Using impacts of climate change as guides for policy

We will continue efforts to understand the future of earth’s major ice sheets. Oppenheimer and his students are using the GFDL ocean model to develop an improved model for the ocean-ice sheet interaction. This work may be the first step in development of a full ice sheet component for the Earth System Model. Oppenheimer will continue his work on synthesizing paleoclimatic data and model studies to forge a means to use ice sheet projections as a basis for implementation of Article 2 of the UNFCCC, and the definition of “dangerous anthropogenic interference” with the climate system. Collaborating with Brian O’Neill of IIASA, he is exploring scenarios for future greenhouse gas emissions in the context of constraints that preserve the ice sheets.

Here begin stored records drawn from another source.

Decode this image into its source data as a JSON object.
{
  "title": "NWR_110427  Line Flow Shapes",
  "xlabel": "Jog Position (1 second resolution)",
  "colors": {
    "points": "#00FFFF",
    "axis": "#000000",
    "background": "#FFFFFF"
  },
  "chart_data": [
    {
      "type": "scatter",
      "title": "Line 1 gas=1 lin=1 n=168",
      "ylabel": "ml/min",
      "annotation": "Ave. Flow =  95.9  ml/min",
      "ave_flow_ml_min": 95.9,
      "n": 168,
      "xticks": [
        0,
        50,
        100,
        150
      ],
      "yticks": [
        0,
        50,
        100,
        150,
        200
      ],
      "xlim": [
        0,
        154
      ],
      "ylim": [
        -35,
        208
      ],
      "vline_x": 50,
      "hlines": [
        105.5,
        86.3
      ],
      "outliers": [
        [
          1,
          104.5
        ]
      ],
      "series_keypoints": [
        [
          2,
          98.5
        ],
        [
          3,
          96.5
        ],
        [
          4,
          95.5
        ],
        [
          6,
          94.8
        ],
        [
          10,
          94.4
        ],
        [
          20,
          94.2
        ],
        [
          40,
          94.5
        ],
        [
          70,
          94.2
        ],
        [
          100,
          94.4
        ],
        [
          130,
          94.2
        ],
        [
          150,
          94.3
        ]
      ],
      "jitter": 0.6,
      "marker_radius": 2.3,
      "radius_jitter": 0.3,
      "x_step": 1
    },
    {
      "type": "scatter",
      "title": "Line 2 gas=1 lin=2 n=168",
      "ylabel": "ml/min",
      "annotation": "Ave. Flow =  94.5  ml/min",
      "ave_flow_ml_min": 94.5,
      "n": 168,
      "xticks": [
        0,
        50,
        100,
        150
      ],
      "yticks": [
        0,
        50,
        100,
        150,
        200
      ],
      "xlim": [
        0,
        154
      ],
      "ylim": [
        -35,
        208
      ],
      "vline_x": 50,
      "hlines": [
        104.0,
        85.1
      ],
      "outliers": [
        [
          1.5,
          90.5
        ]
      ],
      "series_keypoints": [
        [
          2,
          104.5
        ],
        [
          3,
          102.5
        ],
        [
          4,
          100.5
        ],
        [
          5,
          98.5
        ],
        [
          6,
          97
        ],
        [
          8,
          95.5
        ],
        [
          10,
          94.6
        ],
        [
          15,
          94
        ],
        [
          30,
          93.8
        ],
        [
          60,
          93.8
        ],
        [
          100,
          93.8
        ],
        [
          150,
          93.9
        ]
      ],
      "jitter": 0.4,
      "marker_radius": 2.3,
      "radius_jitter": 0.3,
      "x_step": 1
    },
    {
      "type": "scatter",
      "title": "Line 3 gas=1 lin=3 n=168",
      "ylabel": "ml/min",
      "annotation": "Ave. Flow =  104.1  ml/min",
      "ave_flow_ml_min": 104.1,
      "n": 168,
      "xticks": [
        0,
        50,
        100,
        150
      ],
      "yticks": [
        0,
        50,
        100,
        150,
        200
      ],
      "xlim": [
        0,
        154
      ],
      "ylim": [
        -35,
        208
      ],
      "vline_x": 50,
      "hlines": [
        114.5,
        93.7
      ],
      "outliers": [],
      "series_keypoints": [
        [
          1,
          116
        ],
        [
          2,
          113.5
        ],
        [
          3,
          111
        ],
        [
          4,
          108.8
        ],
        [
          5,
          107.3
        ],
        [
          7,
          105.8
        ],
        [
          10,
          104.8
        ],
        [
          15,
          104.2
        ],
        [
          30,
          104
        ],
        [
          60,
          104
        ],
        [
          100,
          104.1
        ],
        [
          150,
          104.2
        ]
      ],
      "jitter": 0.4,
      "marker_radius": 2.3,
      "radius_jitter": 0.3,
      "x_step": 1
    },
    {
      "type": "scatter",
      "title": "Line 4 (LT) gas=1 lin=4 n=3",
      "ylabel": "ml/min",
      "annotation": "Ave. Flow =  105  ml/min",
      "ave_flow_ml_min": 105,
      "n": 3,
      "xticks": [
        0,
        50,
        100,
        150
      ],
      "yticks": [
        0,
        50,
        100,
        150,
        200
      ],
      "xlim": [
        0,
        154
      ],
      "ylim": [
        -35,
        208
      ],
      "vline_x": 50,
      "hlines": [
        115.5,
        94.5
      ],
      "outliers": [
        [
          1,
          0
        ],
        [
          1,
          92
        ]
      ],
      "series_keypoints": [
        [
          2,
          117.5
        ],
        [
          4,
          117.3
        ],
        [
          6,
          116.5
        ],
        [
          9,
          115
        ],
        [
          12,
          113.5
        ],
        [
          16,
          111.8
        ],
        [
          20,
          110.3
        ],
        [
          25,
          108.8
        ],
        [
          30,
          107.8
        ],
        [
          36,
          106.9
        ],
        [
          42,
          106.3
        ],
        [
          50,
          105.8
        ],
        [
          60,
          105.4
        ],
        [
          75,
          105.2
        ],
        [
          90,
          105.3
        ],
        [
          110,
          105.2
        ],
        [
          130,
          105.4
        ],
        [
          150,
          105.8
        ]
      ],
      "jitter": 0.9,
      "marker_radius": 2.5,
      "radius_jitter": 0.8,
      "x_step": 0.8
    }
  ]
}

Oppenheimer’s group will analyze air pollution in India, with the aim of assessing policy approaches that reduce growth in fossil fuel dependence and biomass burning. They will develop an emissions data base and use it to develop a model for airborne concentrations in India and to investigate appropriate response policies. The work will be conducted in collaboration with scientists in India.


The problem of time scales

A key issue in climate change decision theory is: how to deal with the long timescale for scientific learning in the context of the short timescale for decison making on irreversible problems. Often our reckoning of the distribution of outcomes changes over decadal timescales, with the direction of learning shifting sharply over time. For example, the West Antarctic ice sheet was thought to be unstable for almost twenty years beginning in 1968. Then improved models caused a marked turn in the field toward expectation of stability. Now, with extensive observations of ice motion in response to warming, the “delivered wisdom” has shifted once again. Such erratic behavior for the trajectory of learning has been seen for other problems of global change, including ozone depletion, population projections, and energy projection.  The possibility of “negative learning” presents a profound difficulty for decision makers. This project will attempt to incorporate a wider concept of learning into decision models to explore avenues for improving the decision-making process in a world where scientific understanding is occasionally unstable. Collaborators include Mort Webster of University of North Carolina, Brian O’Neill of IIASA and Klaus Keller.